Insurance Coverage and Induced Infringement: A Threat to Hatch-Waxman's Skinny Labeling Pathway?
Abstract
In the fall of 2020, Amarin Corporation—a brand-name drug company—brought an unprecedented claim in federal court. Instead of just suing a generic manufacturer for inducing infringement of its method patent, as is typical in litigation over skinny label generic drugs, Amarin also added a health insurance company as a defendant. In its complaint, Amarin alleged that Health Net induced infringement under 35 U.S.C. § 271(b) of the Patent Act by charging a lower co-pay for the generic, skinny label version of its brand-name drug. Industry commentators agreed that a finding of liability for Health Net would be a blow to the generic industry, as the precedent would dissuade insurers from covering skinny label generics in the future. Amarin’s case withstood a motion to dismiss before the parties settled.

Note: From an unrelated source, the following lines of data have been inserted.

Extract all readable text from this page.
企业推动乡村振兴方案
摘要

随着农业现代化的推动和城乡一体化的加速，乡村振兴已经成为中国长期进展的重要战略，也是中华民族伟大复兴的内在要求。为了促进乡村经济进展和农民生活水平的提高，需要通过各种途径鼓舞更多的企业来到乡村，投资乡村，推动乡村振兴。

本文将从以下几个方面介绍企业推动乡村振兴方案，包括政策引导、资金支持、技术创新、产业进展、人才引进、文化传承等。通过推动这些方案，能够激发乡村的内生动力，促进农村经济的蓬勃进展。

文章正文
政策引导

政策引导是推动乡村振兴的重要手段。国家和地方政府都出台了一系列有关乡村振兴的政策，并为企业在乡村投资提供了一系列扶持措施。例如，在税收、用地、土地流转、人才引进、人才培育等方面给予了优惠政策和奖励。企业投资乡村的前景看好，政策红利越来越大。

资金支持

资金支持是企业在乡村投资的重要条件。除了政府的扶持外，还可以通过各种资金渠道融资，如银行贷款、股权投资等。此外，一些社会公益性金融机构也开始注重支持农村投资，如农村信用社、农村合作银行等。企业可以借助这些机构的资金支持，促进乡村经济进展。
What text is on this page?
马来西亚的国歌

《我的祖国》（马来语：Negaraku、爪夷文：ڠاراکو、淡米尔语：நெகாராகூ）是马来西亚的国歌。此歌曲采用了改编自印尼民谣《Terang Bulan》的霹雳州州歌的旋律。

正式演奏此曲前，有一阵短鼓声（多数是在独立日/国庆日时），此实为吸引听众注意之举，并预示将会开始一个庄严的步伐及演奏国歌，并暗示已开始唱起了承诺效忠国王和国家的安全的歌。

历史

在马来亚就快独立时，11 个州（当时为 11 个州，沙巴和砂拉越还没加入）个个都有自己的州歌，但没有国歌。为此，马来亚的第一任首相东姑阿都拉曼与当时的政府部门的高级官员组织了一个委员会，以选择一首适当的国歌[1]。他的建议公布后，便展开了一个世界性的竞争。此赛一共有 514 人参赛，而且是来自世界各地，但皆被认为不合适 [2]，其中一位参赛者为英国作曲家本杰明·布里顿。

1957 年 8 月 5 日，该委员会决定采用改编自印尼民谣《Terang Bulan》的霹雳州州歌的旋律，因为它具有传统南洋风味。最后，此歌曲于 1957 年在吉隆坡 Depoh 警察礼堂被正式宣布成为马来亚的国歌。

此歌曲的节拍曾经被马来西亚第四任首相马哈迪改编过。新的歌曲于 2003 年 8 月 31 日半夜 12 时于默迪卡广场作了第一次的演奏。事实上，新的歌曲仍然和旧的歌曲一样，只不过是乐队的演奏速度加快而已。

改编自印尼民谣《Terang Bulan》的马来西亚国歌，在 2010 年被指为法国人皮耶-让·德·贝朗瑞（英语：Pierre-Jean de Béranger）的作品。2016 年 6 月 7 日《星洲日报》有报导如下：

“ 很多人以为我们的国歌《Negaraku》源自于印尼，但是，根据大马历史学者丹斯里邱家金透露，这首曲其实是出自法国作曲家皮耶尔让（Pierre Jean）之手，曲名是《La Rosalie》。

Using Amarin Pharma, Inc. v. Hikma Pharmaceuticals USA Inc. as a jumping off point, this Comment is the first piece of legal scholarship to examine whether, and under what circumstances, health insurers can induce infringement of a method patent by providing preferential coverage of a skinny label generic when it is distributed for a patented drug indication. An evaluation of this question requires examining the standard of causation in induced infringement cases, a subject that has received startlingly little judicial or scholarly inquiry. This Comment argues that the Delaware district court’s decision in Amarin was based on an improper theory of causation that assumed insurance companies have a duty to prevent infringement. It then establishes that the proper counterfactual baseline for evaluating inducement claims against insurers reveals that insurance companies are rarely the but-for cause of infringement in the skinny label context. In proposing an application of the loss of chance doctrine to determine liability in future cases, this Comment also identifies and addresses a key legal error from the majority opinion in GlaxoSmithKline LLC v. Teva Pharmaceuticals USA, Inc.: a misapplication of causation principles in damages calculations for induced infringement. Ultimately, the Comment demonstrates that adopting a loss of chance theory of the injury in future cases would force courts to conduct often-ignored causation analysis and ensure that a finding of inducement corresponds with a proportionate damages award.